For non-optional relationships, setting firm boundaries around my right and responsibility to be treated(and to behave) with dignity and kindness, has been an edifying experience, allowing the bully to cook their own goose(while sparing me from the intense and habitual desire to tell them about themselves, in ways which make me feel bad about myself). Hostile reactions to healthy boundaries, reveal their true nature, but only to those courageous enough to look closely. Have courage. Look closely.

Choose genuine kindness and authenticity. Always. This is what I am learning and trying to model for my sons. One day at a time. Kindness, boundaries, healthy conflict resolution, detachment. All new and unfamiliar ways of being.

Much Love,
Magda Gee

For shorter, more frequent and fun posts, connect with me on Instagram by clicking the pic- Wholesomebadass. https://www.instagram.com/wholesomebadass/

Educated by Tara Westover

I am on my second go-round of this riveting and relatable memoir, as it is generously providing words for thoughts which previously, I felt unable to put together for myself. To say that Tara Westover’s life was brutal, unbearable, would be an understatement. And still, I feel something not unlike coveting, for her. In addition to the abuse and dysfunction, the Westovers share a rich rural culture, deep religious conviction and practices, and the work of a family business– the family is bound by much more than coincidence of birth, a shared roof, and mental illness. Tara and two of her brothers experience trusting, protective, and lifelong closeness.

Additionally, she is able to discover a joy and talent for singing, learning, reading, and writing, which allow her life to become defined by more than what happened within the family. I often feel as if my rejection and abuse define me, because I really do not recall much more– like it is all I know of myself and my family. Recovery teaches me that I am not what happened to me. I am what I am willing to learn from it. Below are a few, not necessarily, fluid or cohesive thoughts, motivated by the words of Tara Westover, some of which incorporate chunks of words taken directly from her.

I came to see that the truth is this: It was not that I had done something wrong(although I have done many wrong things), so much as that I existed in the wrong way. There was something impure in the fact of my being. There is something different about me and that something, those differences are very bad, unforgivable–wrong at a cellular level. I am a bad daughter, a traitor, and my silence and compliance are the least I should offer– and I will do, not even that.

Not knowing for certain what was true and real, still, I refused to give way to those whom claimed certainty, and presented themselves as the gatekeepers of truth and history. I often thought that shame and alienation were results or byproducts of the conflict, and now I see how those served as both the purpose and motivation. Cruel things said and done were aimed at exactly those outcomes and delivered fortification and pleasure to those whose camaraderie rested on the shared need to reduce me, to gain submission OR to make me pay.

It was of comfort to believe that the defectiveness was exclusively mine, because this allowed me to hope that it was under my power to make US be healed. I wanted to believe that. The family system needed also for me to believe this. When I stopped believing and trying to do the impossible, when they could gain no traction from my reactions, it was OVER, in first my family and then my marriage.

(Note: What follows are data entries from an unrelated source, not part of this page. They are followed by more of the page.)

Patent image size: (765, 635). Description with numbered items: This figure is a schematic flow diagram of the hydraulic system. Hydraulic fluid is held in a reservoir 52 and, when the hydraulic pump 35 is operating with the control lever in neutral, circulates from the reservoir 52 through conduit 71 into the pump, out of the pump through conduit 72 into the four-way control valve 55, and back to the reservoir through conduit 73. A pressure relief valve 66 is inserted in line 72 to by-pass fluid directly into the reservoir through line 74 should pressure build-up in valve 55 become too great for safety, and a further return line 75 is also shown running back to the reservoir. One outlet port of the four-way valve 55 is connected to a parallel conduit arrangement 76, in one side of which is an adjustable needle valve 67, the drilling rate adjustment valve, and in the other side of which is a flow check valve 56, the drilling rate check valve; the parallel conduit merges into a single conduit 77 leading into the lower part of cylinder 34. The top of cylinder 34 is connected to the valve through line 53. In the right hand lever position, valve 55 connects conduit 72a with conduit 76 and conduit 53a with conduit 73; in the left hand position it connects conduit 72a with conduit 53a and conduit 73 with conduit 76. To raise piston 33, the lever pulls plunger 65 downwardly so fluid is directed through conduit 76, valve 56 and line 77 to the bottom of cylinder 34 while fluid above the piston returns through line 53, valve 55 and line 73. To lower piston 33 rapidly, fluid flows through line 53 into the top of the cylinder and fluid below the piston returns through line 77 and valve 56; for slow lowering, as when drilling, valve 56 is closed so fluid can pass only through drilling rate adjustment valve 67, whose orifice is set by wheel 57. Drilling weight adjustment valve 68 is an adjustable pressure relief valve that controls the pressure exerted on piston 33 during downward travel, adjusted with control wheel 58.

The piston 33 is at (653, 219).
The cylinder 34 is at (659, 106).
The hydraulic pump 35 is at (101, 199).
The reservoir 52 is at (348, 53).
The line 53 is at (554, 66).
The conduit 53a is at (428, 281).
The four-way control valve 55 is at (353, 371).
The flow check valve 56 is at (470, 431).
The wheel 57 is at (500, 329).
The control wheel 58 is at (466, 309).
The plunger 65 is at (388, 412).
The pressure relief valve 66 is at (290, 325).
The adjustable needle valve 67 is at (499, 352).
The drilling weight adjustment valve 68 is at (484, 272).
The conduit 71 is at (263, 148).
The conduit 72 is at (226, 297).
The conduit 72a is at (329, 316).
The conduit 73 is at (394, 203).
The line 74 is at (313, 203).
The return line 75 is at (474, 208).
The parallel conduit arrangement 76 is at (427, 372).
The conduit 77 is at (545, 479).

When my own mother consistently refused to listen to or hear me, it made me stop listening to and believing myself. This is surely a contributor to the feckless belligerence, the profanity and the volume, my desperate and reactive attempts to be acknowledged, listened to. Sadly, we know too well that this insane behavior is readily dismissed and steals the show. Leaving witnesses fixated on only the unfortunate reaction to the thing which everyone refuses to speak of.

It both pains and liberates me to recognize that what a person knows and believes of a person, place, or thing, without first-hand experience, is limited exclusively to what they are told by others.